On s’assit ensuite au bord des lits avec nos tasses. Olivia nous interrogea sur Cortez. Je laissai Savannah répondre et l’interrompis discrètement au bout de quelques phrases.
— Ah, c’est quelqu’un de très étrange, dit Olivia en gloussant de rire. Je suis vraiment désolée pour son père. M. Cortez gère remarquablement bien la situation, mais il faut bien dire qu’il passe beaucoup trop de choses à son fils. Enfin c’est ce que font tous les parents, non ? Un chef de Cabale est un père comme les autres. Tu verras, Savannah. M. Nast adore ses fils et je suis sûre qu’il te traitera de la même façon.
— En ce qui concerne Lucas Cortez, dit Greta, les jeunes hommes sont toujours en quête de dragons à tuer. Et de jolies demoiselles à secourir. (Elle me glissa un sourire.) Ce n’est qu’une phase. Bientôt, il comprendra que les Cabales ne sont pas les monstres qu’il imaginait.
— Elles sont comment ? demanda Savannah. Enfin, je veux dire, en réalité ?

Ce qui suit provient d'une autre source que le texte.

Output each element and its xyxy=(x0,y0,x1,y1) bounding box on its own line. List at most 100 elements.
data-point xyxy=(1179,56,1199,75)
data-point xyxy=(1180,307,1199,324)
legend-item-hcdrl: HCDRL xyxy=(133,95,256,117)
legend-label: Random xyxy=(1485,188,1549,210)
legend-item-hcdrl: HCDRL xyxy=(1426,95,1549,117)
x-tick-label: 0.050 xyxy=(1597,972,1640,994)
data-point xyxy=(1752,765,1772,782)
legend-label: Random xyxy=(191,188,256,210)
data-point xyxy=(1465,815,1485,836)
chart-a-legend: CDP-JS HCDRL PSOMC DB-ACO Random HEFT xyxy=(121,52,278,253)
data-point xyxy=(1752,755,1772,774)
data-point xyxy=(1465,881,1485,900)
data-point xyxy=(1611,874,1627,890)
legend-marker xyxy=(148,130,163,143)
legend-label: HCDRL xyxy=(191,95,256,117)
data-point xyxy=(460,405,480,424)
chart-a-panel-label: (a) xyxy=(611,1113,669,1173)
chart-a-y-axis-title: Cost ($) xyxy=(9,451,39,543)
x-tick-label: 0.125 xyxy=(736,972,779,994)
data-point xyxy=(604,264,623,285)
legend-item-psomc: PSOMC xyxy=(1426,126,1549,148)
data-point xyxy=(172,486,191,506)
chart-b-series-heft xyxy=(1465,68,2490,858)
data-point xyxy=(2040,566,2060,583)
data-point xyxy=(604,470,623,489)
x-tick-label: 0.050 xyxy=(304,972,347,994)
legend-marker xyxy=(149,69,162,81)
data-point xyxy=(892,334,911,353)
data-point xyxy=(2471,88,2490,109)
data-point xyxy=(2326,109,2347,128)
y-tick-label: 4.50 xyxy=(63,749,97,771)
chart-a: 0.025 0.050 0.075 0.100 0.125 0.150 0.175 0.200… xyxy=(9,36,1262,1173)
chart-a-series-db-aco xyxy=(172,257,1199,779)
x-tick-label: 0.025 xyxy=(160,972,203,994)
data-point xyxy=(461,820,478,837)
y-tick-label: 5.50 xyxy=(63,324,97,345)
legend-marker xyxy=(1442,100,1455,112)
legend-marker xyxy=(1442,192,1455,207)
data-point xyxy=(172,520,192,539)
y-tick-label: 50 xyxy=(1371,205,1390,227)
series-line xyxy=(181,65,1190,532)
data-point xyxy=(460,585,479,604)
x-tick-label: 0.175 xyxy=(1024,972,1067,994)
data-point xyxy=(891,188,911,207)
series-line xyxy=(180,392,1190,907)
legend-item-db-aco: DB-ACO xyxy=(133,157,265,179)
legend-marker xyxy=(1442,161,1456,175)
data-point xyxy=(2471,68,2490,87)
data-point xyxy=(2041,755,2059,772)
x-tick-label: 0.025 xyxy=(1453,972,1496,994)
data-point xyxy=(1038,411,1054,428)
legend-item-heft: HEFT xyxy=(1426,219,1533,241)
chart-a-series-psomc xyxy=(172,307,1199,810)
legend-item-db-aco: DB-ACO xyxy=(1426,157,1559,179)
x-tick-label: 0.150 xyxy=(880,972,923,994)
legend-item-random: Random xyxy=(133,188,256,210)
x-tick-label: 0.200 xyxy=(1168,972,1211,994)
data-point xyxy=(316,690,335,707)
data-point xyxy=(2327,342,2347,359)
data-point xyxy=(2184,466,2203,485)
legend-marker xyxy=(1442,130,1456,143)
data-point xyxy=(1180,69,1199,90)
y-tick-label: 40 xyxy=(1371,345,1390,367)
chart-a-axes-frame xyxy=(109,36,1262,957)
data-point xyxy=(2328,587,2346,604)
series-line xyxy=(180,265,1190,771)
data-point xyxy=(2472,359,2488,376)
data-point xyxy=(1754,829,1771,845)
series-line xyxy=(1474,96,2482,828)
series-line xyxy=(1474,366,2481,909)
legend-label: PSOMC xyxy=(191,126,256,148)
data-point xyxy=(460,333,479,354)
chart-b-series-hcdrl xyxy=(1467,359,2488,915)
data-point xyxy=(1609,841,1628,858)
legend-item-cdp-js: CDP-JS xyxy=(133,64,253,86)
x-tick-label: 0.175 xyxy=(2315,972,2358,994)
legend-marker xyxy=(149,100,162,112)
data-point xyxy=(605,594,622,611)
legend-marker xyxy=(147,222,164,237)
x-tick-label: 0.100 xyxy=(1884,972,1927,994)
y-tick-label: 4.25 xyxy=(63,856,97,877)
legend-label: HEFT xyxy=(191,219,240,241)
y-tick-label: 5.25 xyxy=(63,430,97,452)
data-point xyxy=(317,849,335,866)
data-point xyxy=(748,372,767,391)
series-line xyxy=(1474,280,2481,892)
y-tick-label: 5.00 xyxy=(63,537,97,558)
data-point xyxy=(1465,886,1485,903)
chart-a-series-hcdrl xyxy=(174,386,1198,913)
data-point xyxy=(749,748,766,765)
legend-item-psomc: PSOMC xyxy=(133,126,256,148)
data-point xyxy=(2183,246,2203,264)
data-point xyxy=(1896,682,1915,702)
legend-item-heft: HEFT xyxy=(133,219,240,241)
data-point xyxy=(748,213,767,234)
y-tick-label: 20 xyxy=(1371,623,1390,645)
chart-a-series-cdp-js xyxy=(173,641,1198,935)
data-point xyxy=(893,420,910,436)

— Ce sont d’excellents employeurs, répondit Greta. Elles offrent tout ce dont un employé peut rêver. Tous les avantages, un plan de retraite solide, une excellente rémunération.
Olivia éclata de rire.
— Mais rien de tout ça ne t’intéresse, hein, Savannah ? Et à juste titre. Tu n’auras de toute façon jamais à t’inquiéter de ces choses-là. Ton plus gros souci à partir de maintenant sera de décider si tu veux passer tes vacances d’été en France ou en Italie.
— Et quel genre de voiture de sport tu veux pour ton seizième anniversaire, ajouta Greta.
— Je veux une Porsche, dit Savannah en me souriant. Décapotable, comme celle de Clay. Mais rouge. Je la veux en rouge.
— Et tu l’auras, dit Greta. Ce sera une toute nouvelle vie pour toi, Savannah. Une vie que toutes les jeunes filles et toutes les sorcières vont t’envier.